The HVPE epitaxy technique involves chloride molecules as growth precursors which nucleate on monocristalline semiconductor surfaces rather than on dielectric Si-related surfaces. HVPE appears then as the preferential tool for achieving selective epitaxy applications as total freedom is left for the design of the masks. The HVPE growth is a near equilibrium growth method which is mainly limited by the kinetics of surface processes, that is by the growth anisotropy as a function of the exposed (growing) surfaces of the crystal. HVPE is thus supposed, if mastered, to be a powerful tool for the control of crystal morphologies. LASMEA has been successful in stabilising reproducible morphological profiles (beam-like shape, pyramid-like shape) on sub-micrometer or micrometer scales by selective growth on GaAs (001), (110) and {111} substrates as a function of experimental parameters (growth temperature, composition of the vapour phase) of which influence was clearly determined and modelled. Applications involve the fabrication of new structures with controlled morphologies such as alternate periodic layers for non linear optics applications, mesa networks for Photonic Bandgap applications, quantum wire arrays on top of morphologically controlled mesas.

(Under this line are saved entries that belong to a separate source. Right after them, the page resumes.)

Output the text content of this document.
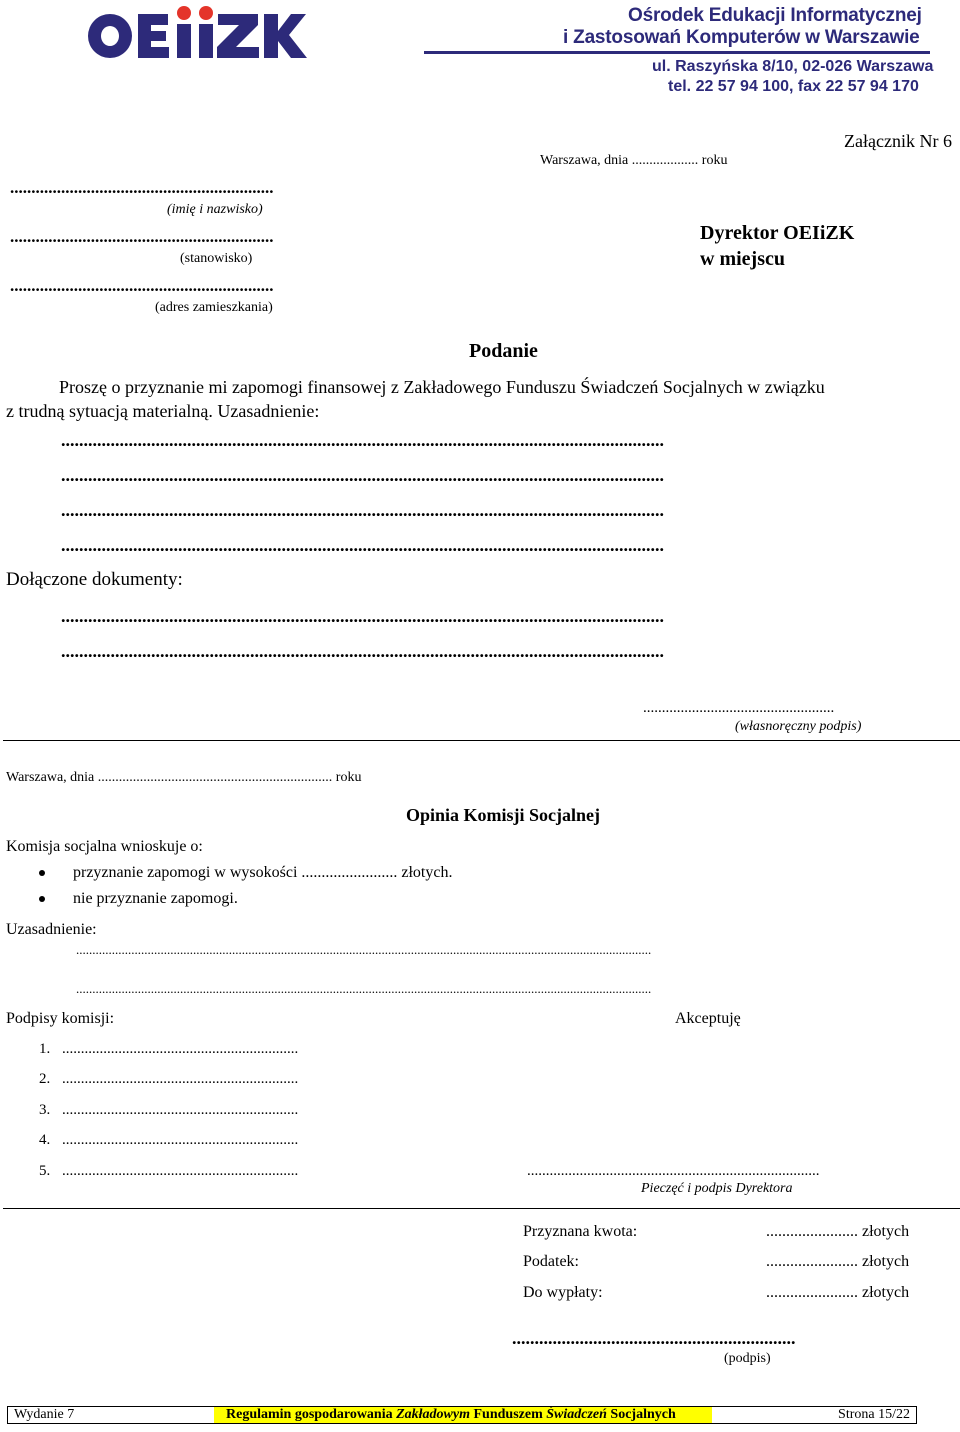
Ośrodek Edukacji Informatycznej
i Zastosowań Komputerów w Warszawie
ul. Raszyńska 8/10, 02-026 Warszawa
tel. 22 57 94 100, fax 22 57 94 170
Załącznik Nr 6
Warszawa, dnia ................... roku
..............................................................
(imię i nazwisko)
..............................................................
(stanowisko)
..............................................................
(adres zamieszkania)
Dyrektor OEIiZK
w miejscu
Podanie
Proszę o przyznanie mi zapomogi finansowej z Zakładowego Funduszu Świadczeń Socjalnych w związku
z trudną sytuacją materialną. Uzasadnienie:
......................................................................................................................................
......................................................................................................................................
......................................................................................................................................
......................................................................................................................................
Dołączone dokumenty:
......................................................................................................................................
......................................................................................................................................
...................................................
(własnoręczny podpis)
Warszawa, dnia ................................................................... roku
Opinia Komisji Socjalnej
Komisja socjalna wnioskuje o:
przyznanie zapomogi w wysokości ........................ złotych.
nie przyznanie zapomogi.
Uzasadnienie:
.................................................................................................................................................................................
.................................................................................................................................................................................
Podpisy komisji:	Akceptuję
1. ...............................................................
2. ...............................................................
3. ...............................................................
4. ...............................................................
5. ...............................................................	..............................................................................
Pieczęć i podpis Dyrektora
Przyznana kwota:	....................... złotych
Podatek:	....................... złotych
Do wypłaty:	....................... złotych
...............................................................
(podpis)
Wydanie 7	Regulamin gospodarowania Zakładowym Funduszem Świadczeń Socjalnych	Strona 15/22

Conformal layers with different compositions and growth conditions have been characterized using . This characterization provides a full overview of the properties of the layers in view of their application to devices. The main properties studied were related to the quality of the layers in structural and defect content terms. The conformal layers have shown a very improved quality in relation to the conventional GaAs/Si layers, they appear as nearly defect free, which open for the first time the possibility to prepare minority carrier devices based on these layers. Selective doping has been demonstrated, enabling the fabrication of diodes. Lateral heterostructures with well defined composition and sequences have been also demonstrated using these characterizations.

Exploitable results

A range of precursors for the selective area and conformal deposition and doping of GaAs / AlGaAs and related semiconductor alloys were investigated. The highest potential sources were identified, isolated and purified using techniques perfected on the project. Monitoring of their quality was performed using analytical techniques also developed on the project to ensure the highest specification products were supplied. Production of these new precursors may now proceed on a commercial basis to allow the fabrication of state of the art devices using the selective or conformal MOVPE technique.